Partido de Erdogan perde a capital da Turquia em eleições municipais

por Carlos Santos Neves - RTP
“Vamos admitir que ganhámos os corações do povo nas áreas em que ganhámos e vamos admitir que não fomos suficientemente bem-sucedidos nas áreas em que perdemos” Erdem Sahin - EPA

É o primeiro abalo encaixado nas urnas pelo AKP, a força política de matriz islamista do Presidente turco, em 16 anos à frente do poder executivo. O Partido da Justiça e do Desenvolvimento deixou fugir em eleições municipais a administração da capital, Ancara. “Cada vitória e cada derrota são a vontade do nosso povo”, reconheceu Recep Tayyip Erdogan.

Ao início da manhã desta segunda-feira, os resultados das eleições da véspera eram ainda incompletos. Contudo, a quebra do AKP de Erdogan neste processo - parcialmente convertido num plebiscito a 16 anos de poder pela erosão do desempenho da economia turca – era já um dado sólido.
O AKP governava Ancara há 25 anos. Mansur Yavas, à cabeça de uma aliança da oposição, é o candidato vencedor com 50,9 por cento dos votos, contra 47 por cento de Mehmet Ozhaseki, do partido de Erdogan.

Carimbada a derrota em Ancara, o Partido da Justiça e do Desenvolvimento ainda se arrisca a ver a histórica Istambul a ficar nas mãos do candidato oposicionista Ekrem Imamoglu.

Na segunda maior cidade do país, cuja câmara foi liderada no passado por Erdogan, o AKP reclama vitória. Mas o campo adversário afiança ter batido a lista do antigo primeiro-ministro Binali Yildirim por 28 mil votos.

A contagem em Istambul ainda não está fechada e a mútua contestação pode perdurar. Ali como em Ancara, uma vez que o AKP fez saber, na noite de domingo, que tenciona interpor recursos para a recontagem de dezenas de milhares de boletins de voto na capital que considera nulos.

“Vamos utilizar até ao limite os recursos jurídicos à nossa disposição. Não deixaremos que a vontade dos habitantes de Ancara seja desvirtuada”, afirmou Fatih Sahin, secretário-geral do partido.

Em declarações citadas pela edição online do jornal britânico The Guardian, o Presidente turco reconheceu, por sua vez, que “cada vitória e cada derrota” correspondem à “vontade do povo”.

“Vamos admitir que ganhámos os corações do povo nas áreas em que ganhámos e vamos admitir que fomos suficientemente bem-sucedidos nas áreas em que perdemos”, acrescentou Erdogan em Istambul, antes de partir para a capital.
“Sobrevivência da nação”

No domingo foram chamados às urnas na Turquia mais de 57 milhões de eleitores, aos quais coube designar os autarcas de três dezenas de grandes cidades, 51 capitais provinciais e 922 distritos.Pelo menos quatro pessoas morreram em confrontos, durante as eleições, no sul e no leste da Turquia.
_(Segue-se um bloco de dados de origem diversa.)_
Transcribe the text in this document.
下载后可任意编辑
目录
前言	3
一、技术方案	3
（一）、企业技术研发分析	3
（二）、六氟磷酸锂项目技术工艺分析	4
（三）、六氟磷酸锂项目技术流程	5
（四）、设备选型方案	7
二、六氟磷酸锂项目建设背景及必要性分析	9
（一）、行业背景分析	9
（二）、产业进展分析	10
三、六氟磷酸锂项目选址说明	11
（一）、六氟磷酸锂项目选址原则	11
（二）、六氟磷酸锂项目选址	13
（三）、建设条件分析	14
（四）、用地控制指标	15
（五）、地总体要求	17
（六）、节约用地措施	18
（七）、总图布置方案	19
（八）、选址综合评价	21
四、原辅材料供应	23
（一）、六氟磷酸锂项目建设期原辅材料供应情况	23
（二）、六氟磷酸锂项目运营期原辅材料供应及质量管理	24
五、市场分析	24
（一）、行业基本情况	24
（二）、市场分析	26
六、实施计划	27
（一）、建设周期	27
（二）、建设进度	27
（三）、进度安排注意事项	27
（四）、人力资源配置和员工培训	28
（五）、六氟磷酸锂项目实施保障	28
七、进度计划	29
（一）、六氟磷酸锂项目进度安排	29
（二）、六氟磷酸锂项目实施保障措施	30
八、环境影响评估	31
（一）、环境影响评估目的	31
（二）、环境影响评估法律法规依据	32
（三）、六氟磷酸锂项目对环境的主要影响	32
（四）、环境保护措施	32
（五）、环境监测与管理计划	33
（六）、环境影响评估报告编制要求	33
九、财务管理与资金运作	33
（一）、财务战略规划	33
Em Diyarbakir, cidade de maioria curda, dezenas de pessoas ficaram feridas em situações de violência.

Quando estavam já apurados 90 por cento dos votos à escala nacional, o AKP obtinha, sozinho, 45 por cento, contra 30 por cento do principal partido da oposição, o secular Partido Republicano do Povo, CHP na sigla turca. Por outro lado, o pró-curdo HDP – Partido Democráticos dos Povos – reconquistou peso no sudeste do país.

O significado destas eleições para o AKP foi traçado pelo próprio Presidente turco durante a campanha, ao descrevê-las como cruciais para a “sobrevivência da nação”. Recep Tayyip Erdogan emprestou o peso da Presidência ao partido, comparecendo a mais de uma centena de reuniões e comícios em menos de dois meses, como observa a France Presse.

No início da gestão da derrota em Ancara, já a partir da sede do AKP na capital, o Presidente procurou destacar o facto de a aliança entre o seu partido e o MHP – Partido de Ação Nacionalista – ter obtido 51 por cento dos votos em todo o país.

Erdogan tratou depois de lembrar que o calendário eleitoral turco não prevê mais eleições até 2023, prometendo dar agora prioridade a “reformas económicas”.